6.Don’t hold back: Sometimes, you may get the urge to avoid writing something as it feels too emotional or close to home. As a rule of them, it is these moments which tend to make up the best bits so just go for. Trust me!

7.Writers block: If you find yourself in the position of just not getting anywhere with your writing, then take a break. Switch off from it completely for a while, go out and get some fresh air, socialise with some friends for a while. In a nutshell, have some you time. In my humble opinion, more often than not writer’s block stems from trying to force success and overworking yourself.

8.Get into the mindset of your characters: This really is important in making your narrative believable and characters well rounded.
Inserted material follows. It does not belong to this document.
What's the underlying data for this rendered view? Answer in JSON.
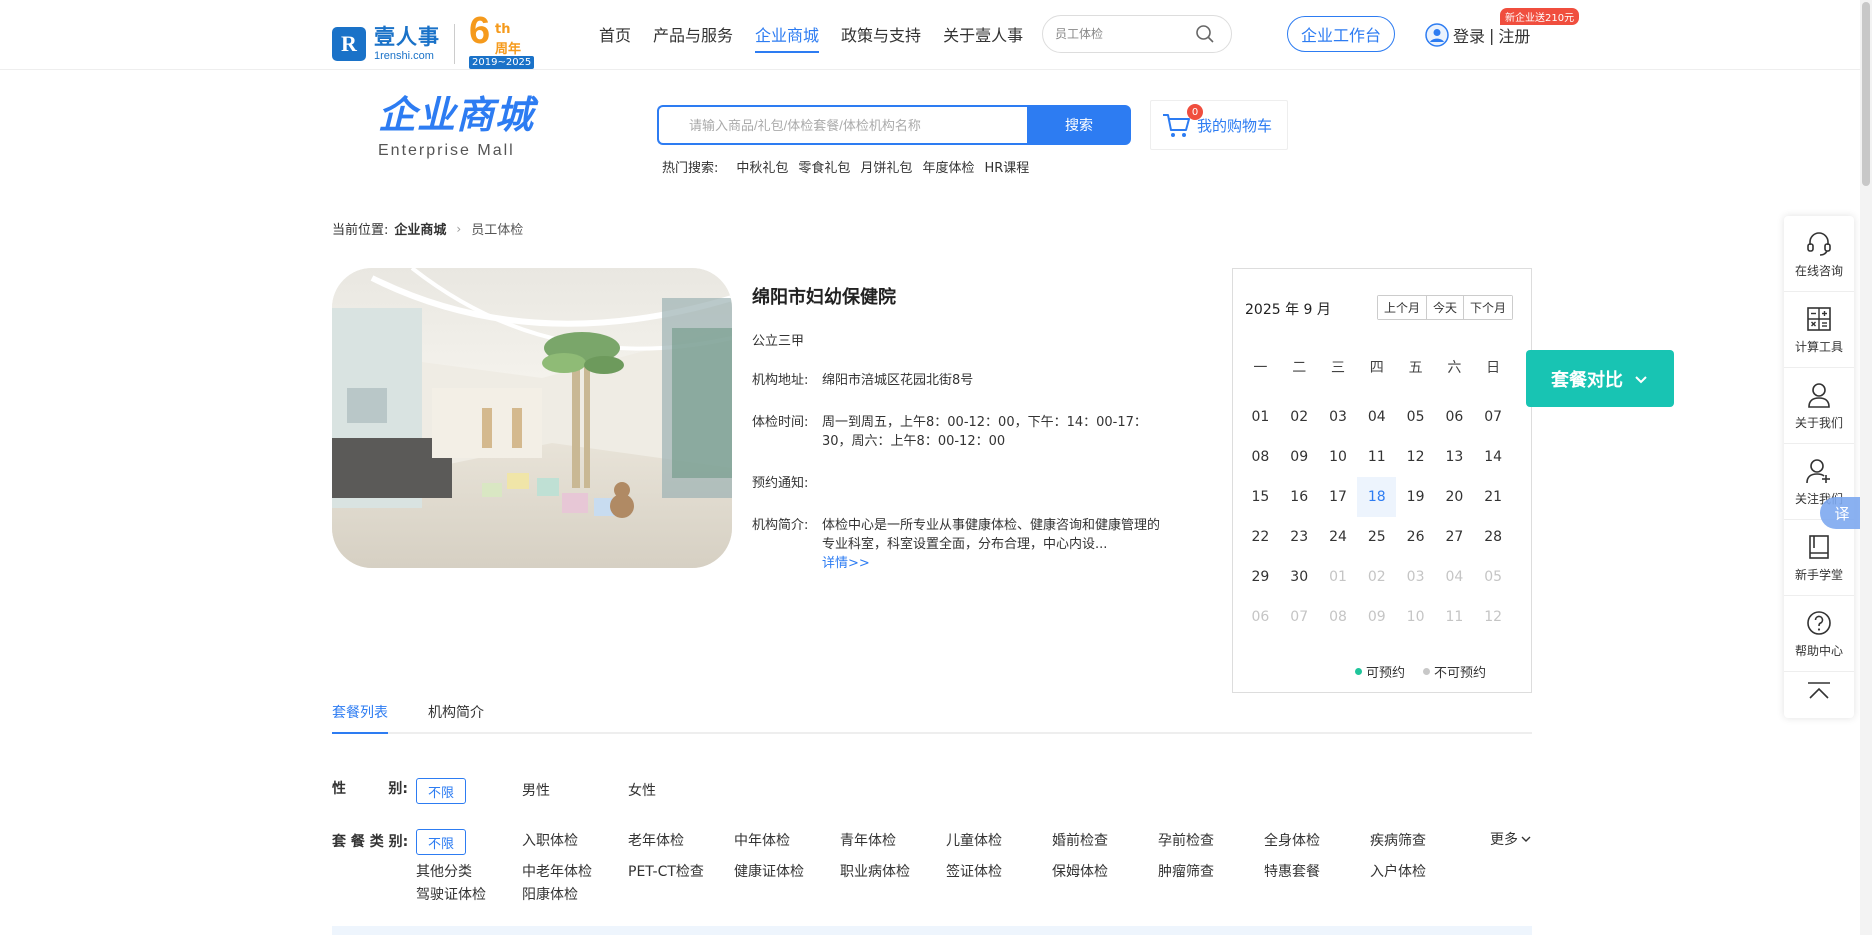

It’s always a good idea to do some research relative to your character’s career or interests to understand how they feel in would behave in certain scenarios.

9.Don’t just write when you’re happy: This may sound like a peculiar one but I would avoid only writing when you are ‘in the mood’ and feeling good. Obviously when you do these periods can be very beneficial and productive but so are other moods as they can provide variety and more dimension to your writing. So the next you come from work having had a bleak day and feeling utterly frustrated with everything, you know what to do . . .

10.Save regularly: This is an obvious one but there’s nothing worse than seeing thousands of words which you’ve poured your blood, sweat and tears into get flushed down the toilet because you forgot to save. Always backup your work via something on the lines of a memory stick to prevent this from ever happening.

To call my self a writer is like calling a man who doodles, an accomplished artist! But EVERYONE, no matter who, has started out just the same. With some horrible itch, sharp and heavy on their shoulders, only curable by the rapid succession of word after word. And now it’s become so acute that it has literally become my only grievance in life! I don’t care if I sell it, I don’t care if people read it, I just want it out of me and on paper because it feels such a horrible sin to do otherwise! I think there’s nothing better then the right words, elegantly placed and perfectly timed! To love something so much and yet feel so defeated by it at every glance, it’s heart breaking yet I wish it my only salvation. . . I am a man brimming, whose own relief of burden lies solely within the fathoms of his own spring. Maddening it is to be the fool who wallows ill, while cure waits beyond all reach; lovingly between fingers. . . We need, must, and have to write, and so we are WRITERS!